The energized rotating tube electrode is plunged into the work piece to be drilled, and as it approaches the material, enough electric charge builds up between the tool and the workpiece to jump through the dielectric fluid and create a spark. The resulting erosion cuts away the workpiece material to produce the finished hole. These newer machines can also reduce cycle times by incorporating break-through detection that alerts operators when the electrode begins to touch the back of the workpiece. This can eliminate back wall strikes that can damage the part or require costly repairs or scrap.
Micro EDM
The micro edm parts process is able to machine 2 1/2-dimensional features into parts that can be assembled together. Typical uses include creating molds and dies for micro injection molding and micro stamping processes that manufacture small mechanical and electrical components such as gears and springs. In the micro-EDM process (also known as wire burning or spark EDM), a thin, heated wire is used to craft a desired shape from the workpiece by spark erosion. Unlike the traditional die-sinking EDM process, in which the tool represents a geometric negative of the desired mold cavity, the tool in the micro-EDM process is an extremely thin rotating rod that erodes the workpiece to form a contoured surface.
During the micro-EDM process, the gap between the workpiece and the tool is closed by a dielectric fluid to prevent premature sparking and conduct electricity between the electrode and the workpiece.
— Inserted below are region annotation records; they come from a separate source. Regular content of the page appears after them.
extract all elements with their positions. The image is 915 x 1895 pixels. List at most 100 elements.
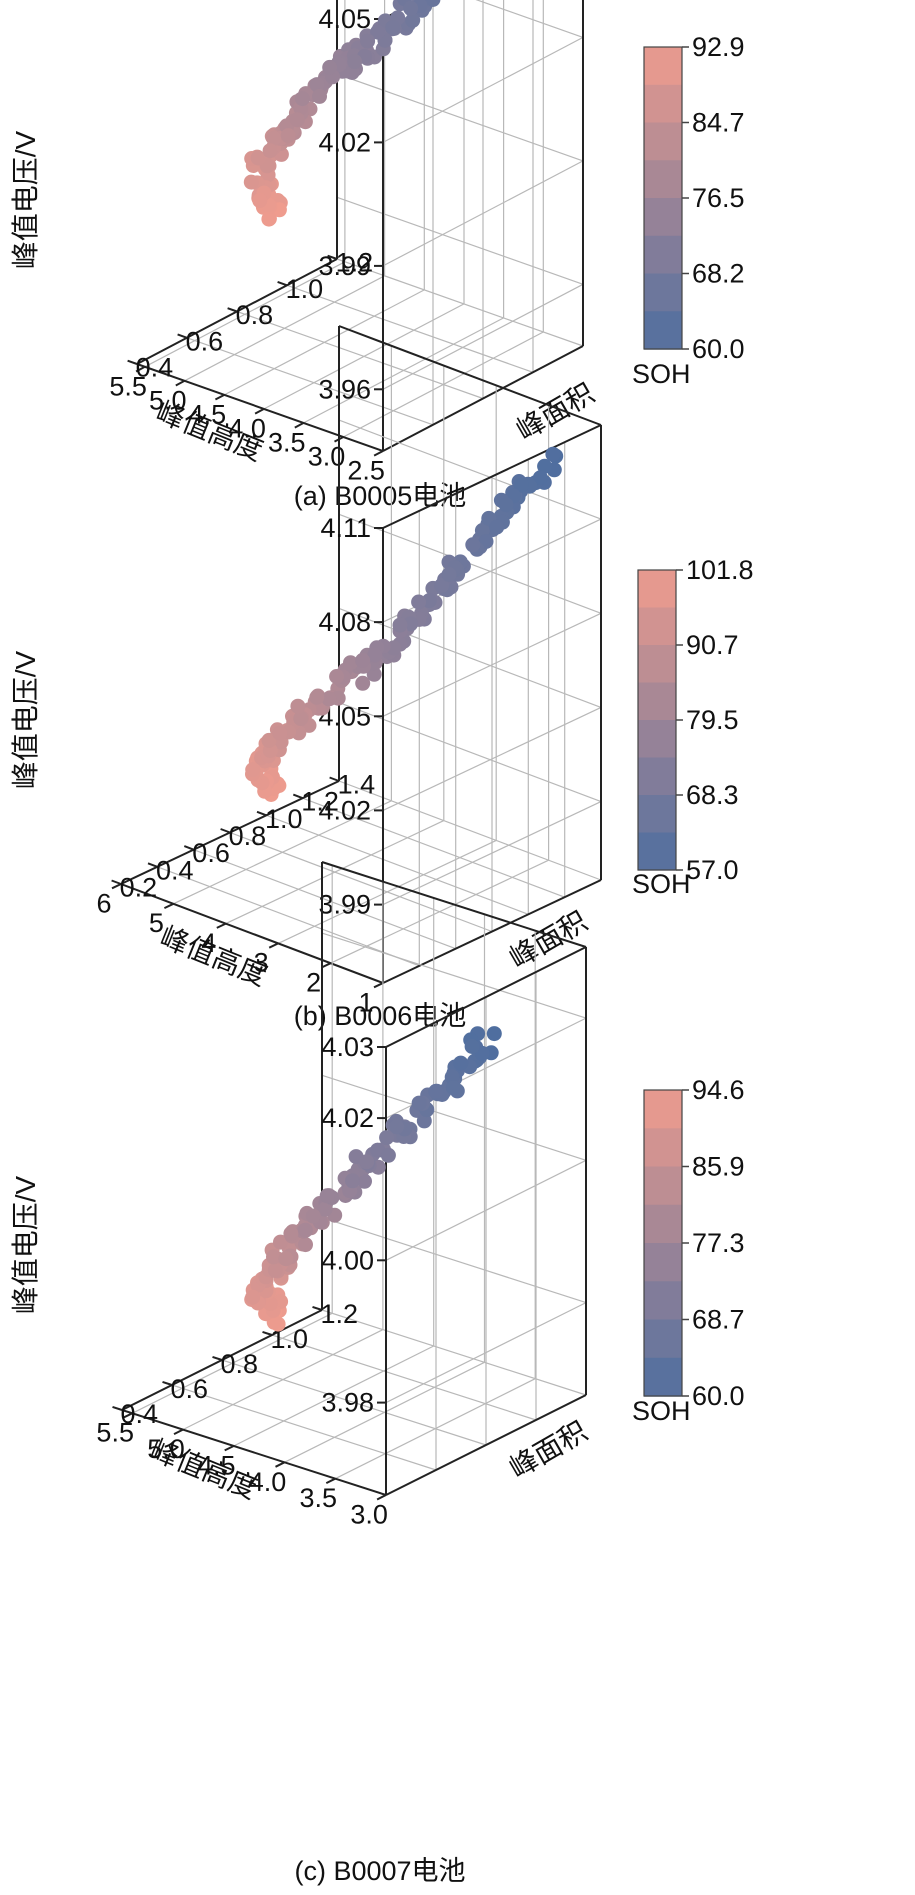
- data-point: [309, 77, 325, 93]
- grid-line: [286, 284, 534, 373]
- x-tick-label: 5.5: [96, 1418, 134, 1448]
- data-point: [428, 1083, 444, 1099]
- data-point: [278, 1251, 294, 1267]
- y-tick-mark: [327, 254, 338, 260]
- x-tick-mark: [373, 450, 384, 457]
- data-point: [403, 0, 419, 16]
- colorbar-tick-label: 60.0: [692, 1381, 745, 1411]
- data-point: [464, 1039, 480, 1054]
- y-tick-label: 0.4: [156, 855, 194, 885]
- grid-line: [271, 1334, 537, 1421]
- data-point: [416, 1113, 432, 1129]
- data-point: [243, 174, 259, 190]
- y-tick-label: 1.4: [338, 770, 376, 800]
- y-tick-label: 1.0: [265, 804, 303, 834]
- data-point: [273, 1234, 288, 1250]
- x-tick-label: 2.5: [347, 456, 385, 486]
- grid-line: [382, 706, 602, 811]
- grid-line: [321, 932, 587, 1019]
- x-tick-mark: [111, 883, 122, 890]
- grid-line: [321, 1309, 587, 1396]
- data-point: [245, 762, 261, 778]
- x-tick-mark: [163, 902, 174, 910]
- grid-line: [336, 196, 584, 285]
- grid-line: [321, 1217, 587, 1304]
- data-point: [298, 1237, 313, 1253]
- data-point: [379, 1130, 395, 1146]
- data-point: [280, 128, 296, 144]
- grid-line: [321, 1074, 587, 1161]
- z-tick-label: 4.08: [318, 607, 371, 637]
- data-point: [411, 594, 427, 610]
- y-axis-title: 峰面积: [504, 1415, 592, 1484]
- x-tick-mark: [173, 1428, 184, 1435]
- x-axis-line: [121, 1409, 387, 1496]
- y-tick-mark: [220, 828, 231, 834]
- colorbar-segment: [644, 1166, 682, 1206]
- grid-line: [236, 310, 484, 400]
- x-tick-label: 4.0: [228, 414, 266, 444]
- data-point: [360, 33, 376, 49]
- data-point: [319, 1188, 335, 1204]
- x-tick-mark: [376, 1494, 387, 1501]
- colorbar-segment: [644, 1281, 682, 1321]
- y-tick-mark: [112, 1405, 123, 1411]
- z-tick-label: 4.02: [318, 795, 371, 825]
- x-tick-label: 6: [96, 888, 111, 918]
- y-tick-mark: [312, 1305, 323, 1311]
- y-tick-label: 1.0: [286, 274, 324, 304]
- colorbar-tick-label: 60.0: [692, 334, 745, 364]
- z-tick-label: 4.02: [318, 127, 371, 157]
- colorbar-segment: [638, 645, 676, 684]
- colorbar-tick-label: 77.3: [692, 1228, 745, 1258]
- colorbar-tick-label: 92.9: [692, 32, 745, 62]
- x-tick-mark: [373, 982, 384, 989]
- panel-caption: (c) B0007电池: [294, 1856, 465, 1886]
- x-tick-mark: [275, 1461, 285, 1468]
- data-point: [289, 112, 305, 128]
- grid-line: [385, 1302, 587, 1404]
- x-tick-label: 5.0: [149, 386, 187, 416]
- colorbar-segment: [638, 720, 676, 759]
- colorbar-tick-label: 68.3: [686, 780, 739, 810]
- y-tick-mark: [183, 845, 195, 851]
- grid-line: [338, 780, 602, 881]
- grid-line: [385, 1159, 587, 1261]
- grid-line: [336, 73, 584, 162]
- grid-line: [229, 831, 493, 933]
- data-point: [434, 577, 450, 593]
- data-point: [405, 12, 421, 28]
- grid-line: [221, 1359, 487, 1446]
- y-tick-mark: [127, 359, 138, 365]
- data-point: [498, 497, 514, 513]
- y-tick-mark: [292, 793, 304, 800]
- data-point: [305, 1208, 321, 1224]
- x-tick-label: 5: [149, 908, 164, 938]
- x-tick-label: 4.0: [249, 1467, 287, 1497]
- data-point: [370, 24, 386, 40]
- z-tick-label: 3.96: [318, 374, 371, 404]
- colorbar-segment: [644, 198, 682, 237]
- y-tick-label: 0.2: [120, 873, 158, 903]
- z-tick-label: 3.99: [318, 251, 371, 281]
- scatter-series: [243, 0, 441, 227]
- grid-line: [382, 36, 584, 143]
- y-tick-label: 0.6: [186, 326, 224, 356]
- colorbar-segment: [644, 1128, 682, 1168]
- colorbar-segment: [644, 122, 682, 161]
- x-tick-label: 3.5: [268, 428, 306, 458]
- data-point: [294, 91, 310, 107]
- y-tick-label: 0.6: [171, 1374, 209, 1404]
- data-point: [283, 1226, 299, 1241]
- colorbar-segment: [644, 1204, 682, 1244]
- y-axis-title: 峰面积: [511, 377, 599, 446]
- box-edge: [321, 861, 587, 948]
- z-tick-label: 4.02: [321, 1103, 374, 1133]
- data-point: [411, 1095, 427, 1111]
- data-point: [359, 1154, 375, 1170]
- data-point: [392, 617, 408, 633]
- y-tick-mark: [277, 280, 288, 287]
- grid-line: [382, 160, 584, 267]
- x-tick-mark: [216, 922, 227, 929]
- x-tick-mark: [294, 422, 305, 429]
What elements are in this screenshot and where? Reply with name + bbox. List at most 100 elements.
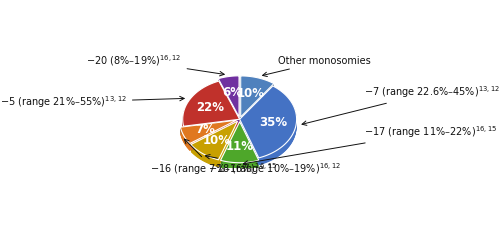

A servo control system monitors the gap voltage and moves the machine ram up or down to maintain a gap voltage that is close to a predetermined value.
Conclusion
Electrical discharge machining (EDM) works on electrically conductive materials, opening up new manufacturing opportunities for parts that would be impossible with traditional tools. It can cut complex shapes, even in materials that are too hard for conventional machining.